The Loft is my favourite channel on SiriusXM. They play a great variety of music and feature a lot of new tracks and new artists. While I was sitting in the park, The Loft was running a show just about new music. They introduced a track from the debut album Didn’t It Rain by Amy Helm and The Handsome Strangers. Although this is her first record, Amy is no stranger to the world of music. She is the only child of American icon Levon Helm, of The Band. She has been singing, playing, writing, and performing since she was a wee one, and was blessed to have shared the stage with not only her dad, but with so many other extraordinary musicians over the years.
The song of Amy’s The Loft played was Rescue Me. Here are the lyrics to the first few lines …
Been gone for so long, had to be so strong
Sometimes, I find, you just don’t know which way to go
The wheels roll on and on
Then I see you smile
I forget for awhile
Those days, so near, won’t drown in these tears
Come on and rescue me
Whoa Nelly. Hit me with a ton of bricks why don’t you mom?

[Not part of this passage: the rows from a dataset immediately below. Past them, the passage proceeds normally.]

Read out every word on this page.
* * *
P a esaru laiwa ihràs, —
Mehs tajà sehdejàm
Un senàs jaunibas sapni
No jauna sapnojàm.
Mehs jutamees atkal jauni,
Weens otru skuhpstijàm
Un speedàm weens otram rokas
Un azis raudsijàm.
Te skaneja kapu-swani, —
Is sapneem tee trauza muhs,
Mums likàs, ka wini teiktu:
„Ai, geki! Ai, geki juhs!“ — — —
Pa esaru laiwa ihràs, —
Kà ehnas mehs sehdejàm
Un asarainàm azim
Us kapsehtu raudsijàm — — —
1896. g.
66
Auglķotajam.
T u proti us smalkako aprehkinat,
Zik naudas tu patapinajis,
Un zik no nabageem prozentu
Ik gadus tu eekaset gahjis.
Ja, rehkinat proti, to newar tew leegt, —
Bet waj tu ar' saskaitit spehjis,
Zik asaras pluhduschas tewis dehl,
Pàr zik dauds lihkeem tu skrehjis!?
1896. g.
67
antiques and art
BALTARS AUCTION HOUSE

Those, and the other lyrics, turned me right around. I let go of some of the fear and took on some of the strength and courage my mom had in her battles through three different types of cancer, one of them being skin like mine. I became at peace with the fact I didn’t know how I was going to tell my children, at least not yet. I accepted that as the fact of the day and trusted that the words would come to me, when God and my mom were good and ready to hand them over. There was no frantic rushed feeling anymore. It wasn’t like I had to do the deed that night. Perhaps this was God’s and my mom’s way of saying ‘take some time for yourself first dear child’.
The lyrics also made me reflect on how my mom told us four kids that she had cancer. The skin type was the first she was diagnosed with, the other two came years later. And I realized, I had nothing to reflect on. I couldn’t remember. Couldn’t even recall what year it was. Couldn’t remember a damn thing.
And then that realization took me back to my teen years and I remembered something she always used to do with me when I was all bent out of shape over something. My ridiculous angst over a boy. A less than an A mark on a test or essay. Some out of this world fashion faux pas. Whatever. She would always say to me “how important will this be to you when you’re _____?” with the blank being filled in with things like in university, married with children, turning 50, etc. “Will you even remember it then?”, she would add. And it always stopped me in my tracks and I got back to living life instead of whining about it. I smile as I write this because guess what I do with my children now? Yep.
So really, how important was my so-called dilemma I had myself all in knots about? Somewhat important, granted. Telling my kids I had cancer was going to be a necessary evil in my coming days. But so would taking out the garbage, spending money on car repairs, and having surgery to remove a damn tumour. I do suspect I’ll always remember what happened that day in the park, and I’ll probably remember telling my kids the not-so-great news as it was one of the most difficult things I’ve had to do in my life. But will they remember the day and every other little detail about me telling them I have cancer when they turn 50? Doubt it.
Thanks for rescuing me once again mom. From by biggest rival. From myself.
This post also [kind of] fits in with yesterday’s Daily Prompt – I’ve Become My Parents:
Do you ever find yourself doing something your parents used to do when you were a kid, despite the fact you hated it back then?